Prove $f_{n}^{2} = f_{n-2}f_{n+2}+(-1)^{n}, n\ge 3$
(For the sake of space, I'm going to skip the basis step and move straight to the inductive step.)
Inductive Step: Assume P(n) is true, prove P(n+1), that is: $f_{n+1}^{2}=f_{n+1}f_{n+3}+(-1)^{n+1}$
This is the only thing I can muster up.
$f_{n-1}f_{n+3}+(-1)^{n+1}=f_{n-1}\left(f_{n+2}+f_{n+1}\right)+(-1)^{n+1}$
I'm unclear on what to do after this step? (Is it more beneficial to write $f_{n-1} = f_{n+1}-f_{n}$ versus using $f_{3}$?

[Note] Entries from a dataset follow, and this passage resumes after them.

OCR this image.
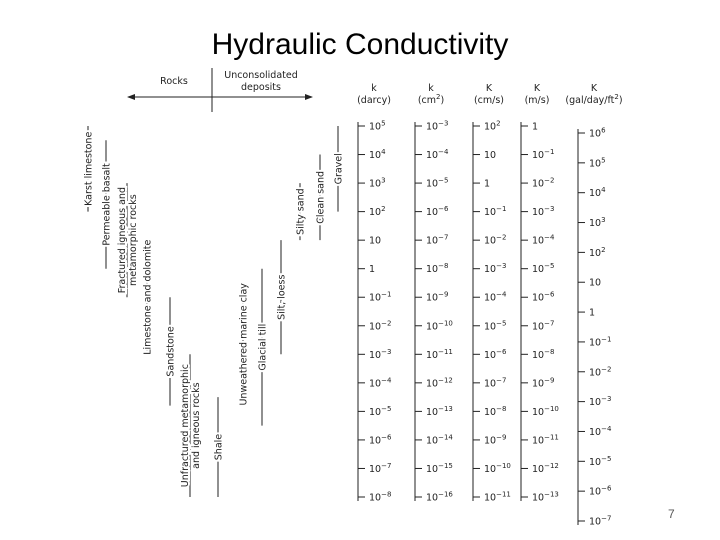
Hydraulic Conductivity
Rocks
Unconsolidated
deposits
Karst limestone Permeable basalt Fractured igneous and metamorphic rocks Limestone and dolomite Sandstone
Unfractured metamorphic and igneous rocks Shale
Unweathered marine clay Glacial till
Silt, loess
Silty sand Clean sand
Gravel
k
(darcy)
$10^5$
$10^4$
$10^3$
$10^2$
10
1
$10^{-1}$
$10^{-2}$
$10^{-3}$
$10^{-4}$
$10^{-5}$
$10^{-6}$
$10^{-7}$
$10^{-8}$
k
$(cm^2)$
$10^{-3}$
$10^{-4}$
$10^{-5}$
$10^{-6}$
$10^{-7}$
$10^{-8}$
$10^{-9}$
$10^{-10}$
$10^{-11}$
$10^{-12}$
$10^{-13}$
$10^{-14}$
$10^{-15}$
$10^{-16}$
K
(cm/s)
$10^2$
10
1
$10^{-1}$
$10^{-2}$
$10^{-3}$
$10^{-4}$
$10^{-5}$
$10^{-6}$
$10^{-7}$
$10^{-8}$
$10^{-9}$
$10^{-10}$
$10^{-11}$
K
(m/s)
1
$10^{-1}$
$10^{-2}$
$10^{-3}$
$10^{-4}$
$10^{-5}$
$10^{-6}$
$10^{-7}$
$10^{-8}$
$10^{-9}$
$10^{-10}$
$10^{-11}$
$10^{-12}$
$10^{-13}$
K
$(gal/day/ft^2)$
$10^6$
$10^5$
$10^4$
$10^3$
$10^2$
10
1
$10^{-1}$
$10^{-2}$
$10^{-3}$
$10^{-4}$
$10^{-5}$
$10^{-6}$
$10^{-7}$	7
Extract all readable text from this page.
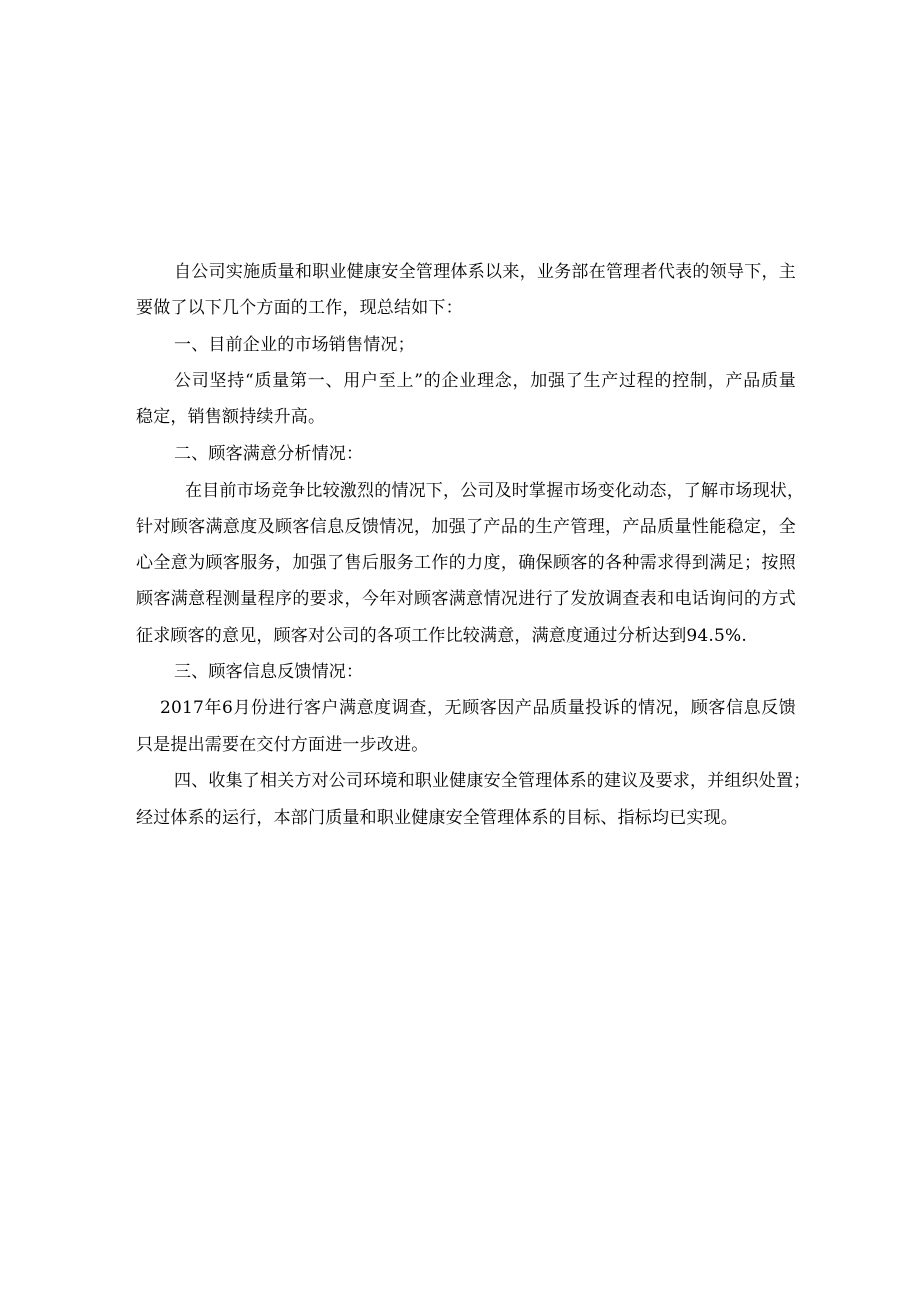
自公司实施质量和职业健康安全管理体系以来，业务部在管理者代表的领导下，主
要做了以下几个方面的工作，现总结如下：
一、目前企业的市场销售情况；
公司坚持“质量第一、用户至上”的企业理念，加强了生产过程的控制，产品质量
稳定，销售额持续升高。
二、顾客满意分析情况：
在目前市场竞争比较激烈的情况下，公司及时掌握市场变化动态，了解市场现状，
针对顾客满意度及顾客信息反馈情况，加强了产品的生产管理，产品质量性能稳定，全
心全意为顾客服务，加强了售后服务工作的力度，确保顾客的各种需求得到满足；按照
顾客满意程测量程序的要求，今年对顾客满意情况进行了发放调查表和电话询问的方式
征求顾客的意见，顾客对公司的各项工作比较满意，满意度通过分析达到94.5%.
三、顾客信息反馈情况：
2017年6月份进行客户满意度调查，无顾客因产品质量投诉的情况，顾客信息反馈
只是提出需要在交付方面进一步改进。
四、收集了相关方对公司环境和职业健康安全管理体系的建议及要求，并组织处置；
经过体系的运行，本部门质量和职业健康安全管理体系的目标、指标均已实现。
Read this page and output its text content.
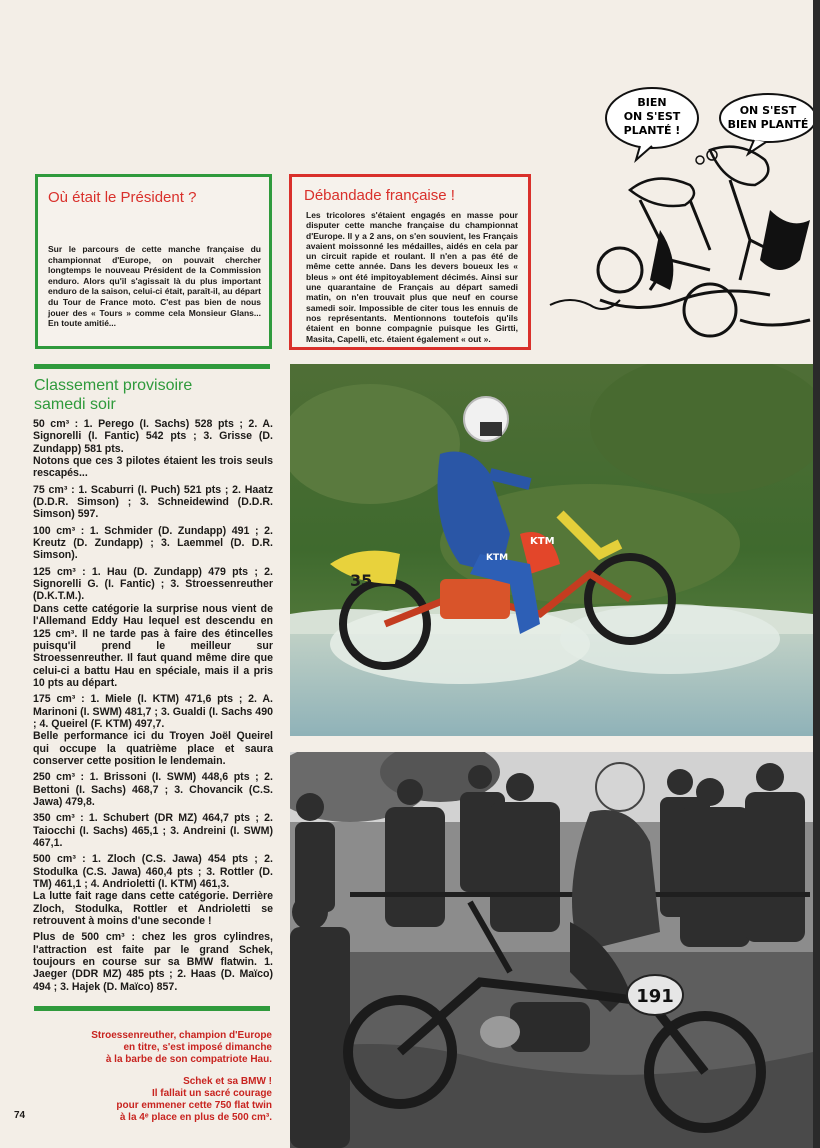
BIEN
ON S'EST
PLANTÉ !
ON S'EST
BIEN PLANTÉ
Où était le Président ?
Sur le parcours de cette manche française du championnat d'Europe, on pouvait chercher longtemps le nouveau Président de la Commission enduro. Alors qu'il s'agissait là du plus important enduro de la saison, celui-ci était, paraît-il, au départ du Tour de France moto. C'est pas bien de nous jouer des « Tours » comme cela Monsieur Glans... En toute amitié...
Débandade française !
Les tricolores s'étaient engagés en masse pour disputer cette manche française du championnat d'Europe. Il y a 2 ans, on s'en souvient, les Français avaient moissonné les médailles, aidés en cela par un circuit rapide et roulant. Il n'en a pas été de même cette année. Dans les devers boueux les « bleus » ont été impitoyablement décimés. Ainsi sur une quarantaine de Français au départ samedi matin, on n'en trouvait plus que neuf en course samedi soir. Impossible de citer tous les ennuis de nos représentants. Mentionnons toutefois qu'ils étaient en bonne compagnie puisque les Girtti, Masita, Capelli, etc. étaient également « out ».
Classement provisoire
samedi soir

50 cm³ : 1. Perego (I. Sachs) 528 pts ; 2. A. Signorelli (I. Fantic) 542 pts ; 3. Grisse (D. Zundapp) 581 pts.

Notons que ces 3 pilotes étaient les trois seuls rescapés...

75 cm³ : 1. Scaburri (I. Puch) 521 pts ; 2. Haatz (D.D.R. Simson) ; 3. Schneidewind (D.D.R. Simson) 597.

100 cm³ : 1. Schmider (D. Zundapp) 491 ; 2. Kreutz (D. Zundapp) ; 3. Laemmel (D. D.R. Simson).

125 cm³ : 1. Hau (D. Zundapp) 479 pts ; 2. Signorelli G. (I. Fantic) ; 3. Stroessenreuther (D.K.T.M.).

Dans cette catégorie la surprise nous vient de l'Allemand Eddy Hau lequel est descendu en 125 cm³. Il ne tarde pas à faire des étincelles puisqu'il prend le meilleur sur Stroessenreuther. Il faut quand même dire que celui-ci a battu Hau en spéciale, mais il a pris 10 pts au départ.

175 cm³ : 1. Miele (I. KTM) 471,6 pts ; 2. A. Marinoni (I. SWM) 481,7 ; 3. Gualdi (I. Sachs 490 ; 4. Queirel (F. KTM) 497,7.

Belle performance ici du Troyen Joël Queirel qui occupe la quatrième place et saura conserver cette position le lendemain.

250 cm³ : 1. Brissoni (I. SWM) 448,6 pts ; 2. Bettoni (I. Sachs) 468,7 ; 3. Chovancik (C.S. Jawa) 479,8.

350 cm³ : 1. Schubert (DR MZ) 464,7 pts ; 2. Taiocchi (I. Sachs) 465,1 ; 3. Andreini (I. SWM) 467,1.

500 cm³ : 1. Zloch (C.S. Jawa) 454 pts ; 2. Stodulka (C.S. Jawa) 460,4 pts ; 3. Rottler (D. TM) 461,1 ; 4. Andrioletti (I. KTM) 461,3.

La lutte fait rage dans cette catégorie. Derrière Zloch, Stodulka, Rottler et Andrioletti se retrouvent à moins d'une seconde !

Plus de 500 cm³ : chez les gros cylindres, l'attraction est faite par le grand Schek, toujours en course sur sa BMW flatwin. 1. Jaeger (DDR MZ) 485 pts ; 2. Haas (D. Maïco) 494 ; 3. Hajek (D. Maïco) 857.

Stroessenreuther, champion d'Europe
en titre, s'est imposé dimanche
à la barbe de son compatriote Hau.
Schek et sa BMW !
Il fallait un sacré courage
pour emmener cette 750 flat twin
à la 4ᵉ place en plus de 500 cm³.
74
35
KTM
KTM
191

Assume P(n) is true for all $k\leq n$, prove it holds for all $k\leq n+1$, in particular P(n+1), i.e.$f_{n+1}^{2}=f_{n+1}f_{n+3}+(-1)^{n+1}$
$$f_{n+1}^{2}-f_{n-1}f_{n+3}=(f_{n+2}-f_{n})^2-(f_{n}-f_{n-2})(f_{n+2}+f_{n+1})\\=(f_{n+2}-f_{n})^2-(f_{n}-f_{n-2})(2f_{n+2}-f_{n})\\=f_{n+2}^2-4f_{n+2}f_{n}+2f_{n}^2+2f_{n-2}f_{n+2}-f_{n-2}f_{n}\\=f_{n+2}^2-4f_{n+2}f_{n}+2f_{n}^2+2f_{n}^2-f_{n-2}f_{n}\\=(f_{n+2}-2f_{n})^2-f_{n-2}f_{n}=f_{n-1}^{2}-f_{n-2}f_{n}=(-1)^{n-1}=(-1)^{n++1}$$